Chinaberry tree at my new house: should I remove?
Thanks to Robyn Squyres for this great question and picture! Recently, she bought a house and is starting a wildlife garden. Unfortunately, the house came with one of my worst nightmares: a large chinaberry tree in the backyard.
Robyn’s concerned about it, since she knows that it’s an invasive species. She’s already pulled up two chinaberry seedlings.
On the other hand, it does provide shade and the birds do love it. Should she cut it down now? Or, should she plant a sapling underneath to grow up a few years before removing the chinaberry?
Something else to consider: chinaberry is toxic to dogs.
Although I usually don’t recommend complete removal of a mature tree, even an unwanted one, before you can plant another one and get it well on its way, in this case, that is exactly what she should do.

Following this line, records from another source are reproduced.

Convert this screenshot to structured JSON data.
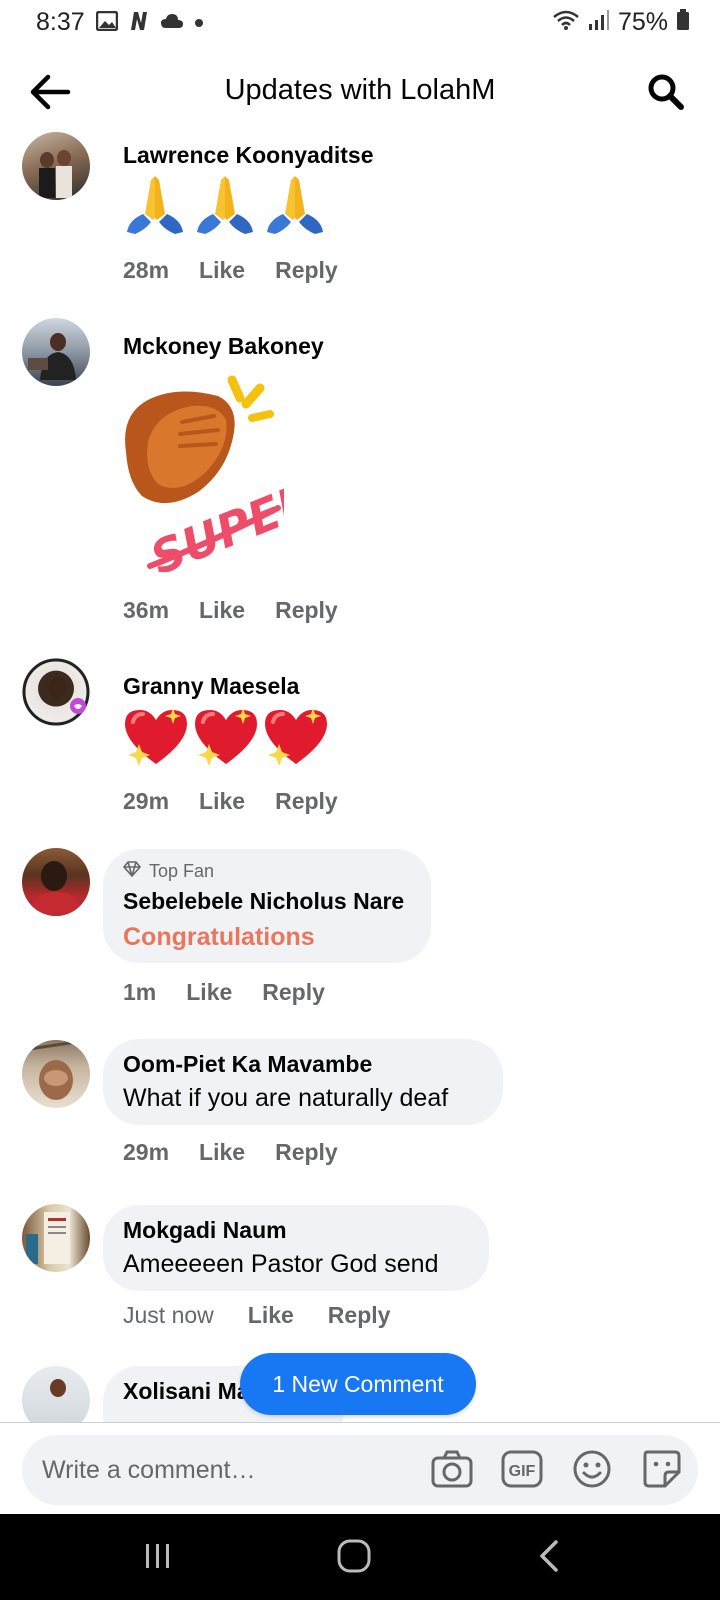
{
  "status_bar": {
    "time": "8:37",
    "battery_pct": "75%",
    "left_icons": [
      "gallery-icon",
      "netflix-n-icon",
      "cloud-icon",
      "dot-icon"
    ],
    "right_icons": [
      "wifi-icon",
      "signal-icon",
      "battery-icon"
    ]
  },
  "header": {
    "title": "Updates with LolahM",
    "back_icon": "arrow-left-icon",
    "search_icon": "search-icon"
  },
  "comments": [
    {
      "name": "Lawrence Koonyaditse",
      "content_type": "emoji",
      "emoji": [
        "🙏",
        "🙏",
        "🙏"
      ],
      "time": "28m",
      "like": "Like",
      "reply": "Reply"
    },
    {
      "name": "Mckoney Bakoney",
      "content_type": "sticker",
      "sticker_text": "SUPER!",
      "time": "36m",
      "like": "Like",
      "reply": "Reply"
    },
    {
      "name": "Granny Maesela",
      "content_type": "emoji",
      "emoji": [
        "💖",
        "💖",
        "💖"
      ],
      "time": "29m",
      "like": "Like",
      "reply": "Reply"
    },
    {
      "name": "Sebelebele Nicholus Nare",
      "badge": "Top Fan",
      "text": "Congratulations",
      "time": "1m",
      "like": "Like",
      "reply": "Reply"
    },
    {
      "name": "Oom-Piet Ka Mavambe",
      "text": "What if you are naturally deaf",
      "time": "29m",
      "like": "Like",
      "reply": "Reply"
    },
    {
      "name": "Mokgadi Naum",
      "text": "Ameeeeen Pastor God send",
      "time": "Just now",
      "like": "Like",
      "reply": "Reply"
    },
    {
      "name": "Xolisani Matiwane"
    }
  ],
  "new_comment_pill": "1 New Comment",
  "composer": {
    "placeholder": "Write a comment…",
    "tools": [
      "camera-icon",
      "gif-icon",
      "emoji-icon",
      "sticker-icon"
    ]
  },
  "colors": {
    "accent_blue": "#1877f2",
    "congrats_text": "#e9775c",
    "bubble_bg": "#f0f2f5",
    "meta_gray": "#65676b"
  }
}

I’m normally not a reactionary to many of the plants listed as “invasive species.” The “invasive” nature of some plants is in the eye of the beholder. An aggressive nature, in the right spot, could be a benefit, since “aggressive” plants are pretty tough in the face of adversity, for example, our extreme drought and heat of the last few years.
It also depends on the planting location, and its proximity to water and natural areas. No species listed as invasive should be planted in landscapes that abut any greenbelt spaces, streams, or other nature-spots.
But Chinaberry is invasive no matter where it’s planted, thanks to birds that scatter the seeds.
Final recommendation: Cut it down!
Then, be prepared to fight a fierce battle with seedlings and root sprouts. The only answer to keeping the tree from returning is vigilance and sweat equity. Also, check with an arborist to have the large stump ground out.
Check out Texas Invasives’s plant database for other invasive plants.